As things progressed, Briggs began requesting that her sister Kate McLaughlin have a role in her day-to-day management. The plaintiffs attempted to appease this request although they "did not feel comfortable with McLaughlin acting with any management responsibilities." Eventually, McLaughlin assumed duties and integrated herself increasingly into Briggs' daily life. This created disagreements over time, but the suit states the parties always found a way to continue working together and keep their relationships "friendly and productive."
But on Feb. 20, this changed when the plaintiffs received two letters from Briggs' attorney purporting to terminate both the production and management agreements. Three days later, Briggs released her new song "White Flag," which was written with Jackson and Scott, along with details announcing the April 20 release of her debut album, Church of Stars, and plans for a headlining North American tour in its support.
The first letter claimed that in 2017 Briggs fulfilled her initial commitment to the production agreement and Teleport failed to exercise its option following, further stating the term has expired on its own as well. The second letter was a formal notice terminating Briggs and Robertson's verbal agreement, alleging "various financial irregularities" in the calculation of her income and his fees, which her business manager will seek to reconcile.

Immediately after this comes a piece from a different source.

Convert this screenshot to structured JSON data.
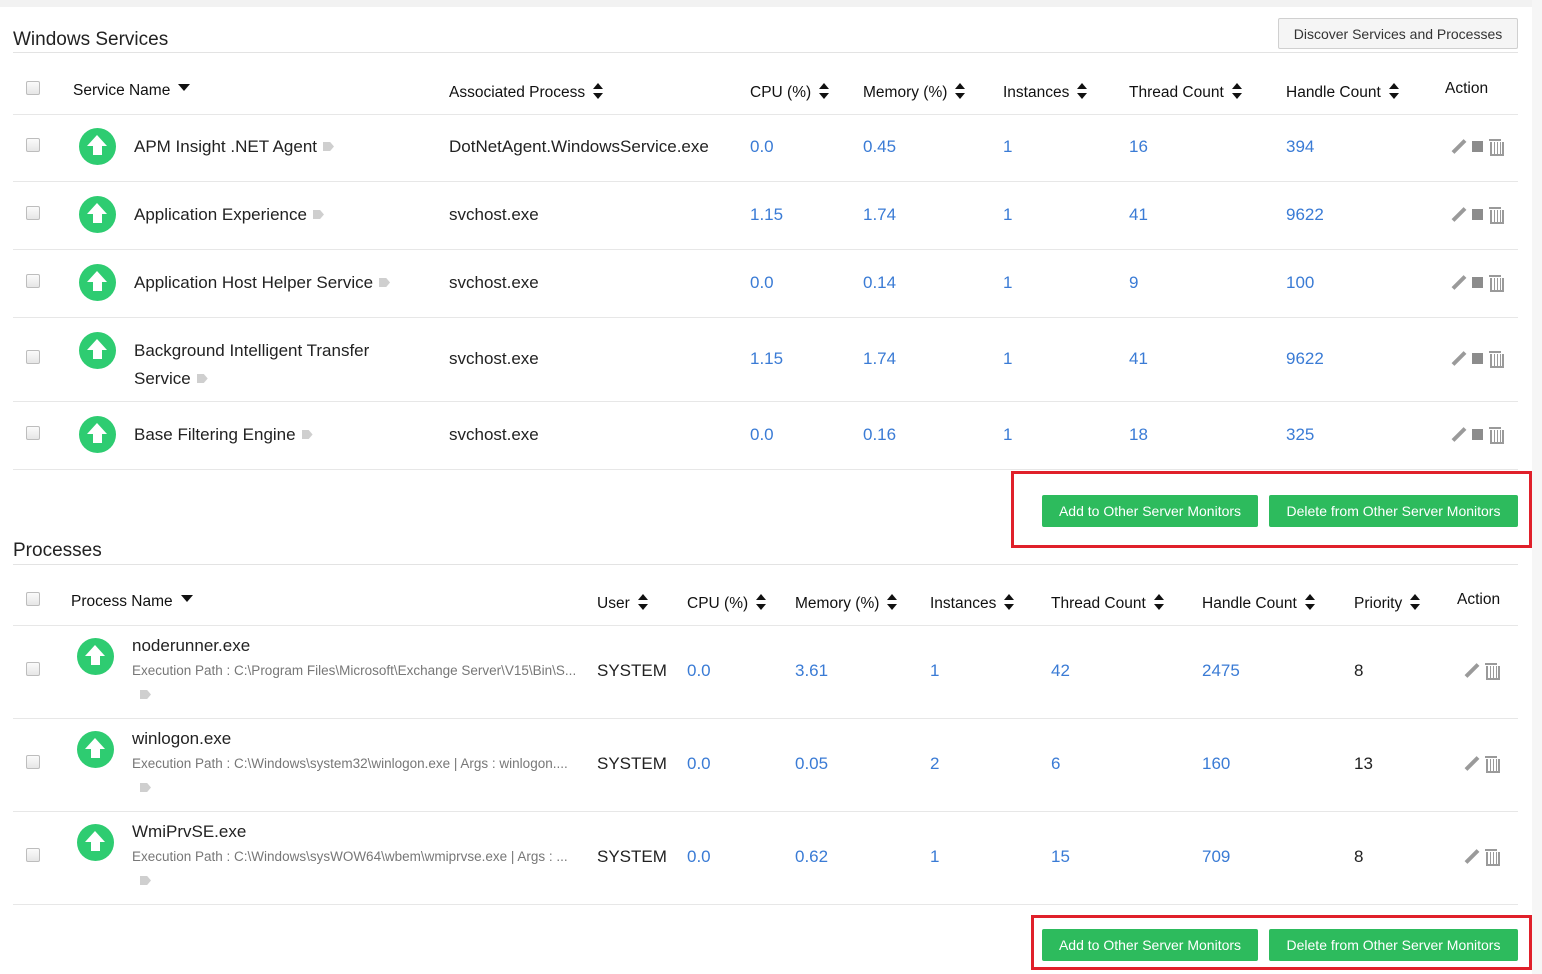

The plaintiffs attest that there is no rational or legal basis for Briggs terminating their agreements, claiming her statement the production deal expired is erroneous and pointing to the clause that contract would become coterminous with any distribution deal as proof. As well, they allege that McLaughlin and others "intentionally and knowingly interfered with Plaintiffs' relationship with Briggs by convincing Briggs to take steps to terminate the arrangements with Plaintiffs so that McLaughlin could assume management duties and reap the benefits of the hard work Plaintiffs expended building Briggs career." They even go so far as to accuse Briggs and McLaughlin of bragging about secretly recording their conversations -- which could be an illegal act -- in an attempt to obtain damning evidence that would be used to breach the agreements.
Furthermore, the plaintiffs allege that Briggs herself has previously breached their agreement when she entered into a merchandising deal in 2016 that violated the production agreement's terms. Under that deal, they would be entitled to 30 percent of merchandising profits, which they say Briggs failed to pay them, claiming unjust enrichment.
"Despite Plaintiffs’ tireless efforts on her behalf, Defendant Briggs has chosen to breach her agreements with Plaintiffs, renege on all assertions made to Plaintiffs, and reap the benefits of Plaintiffs’ actions by unceremoniously dismissing those who helped make her a star and build her career," the lawsuit states.
The plaintiffs are also claiming breach of the implied covenant of good faith and fair dealing, promissory estoppel, tortious interference and declaratory judgment against Briggs and McLaughlin. They are seeking a trial by jury in hopes of receiving compensatory damages, punitive damages and restitution for the alleged unjust wrongdoing of amounts to be determined. As well, they are looking for an order requiring Briggs to perform services and remit to them a percentage of her revenue pursuant to the terms of their original agreements.
Briggs and McLaughlin could not be reached for comment.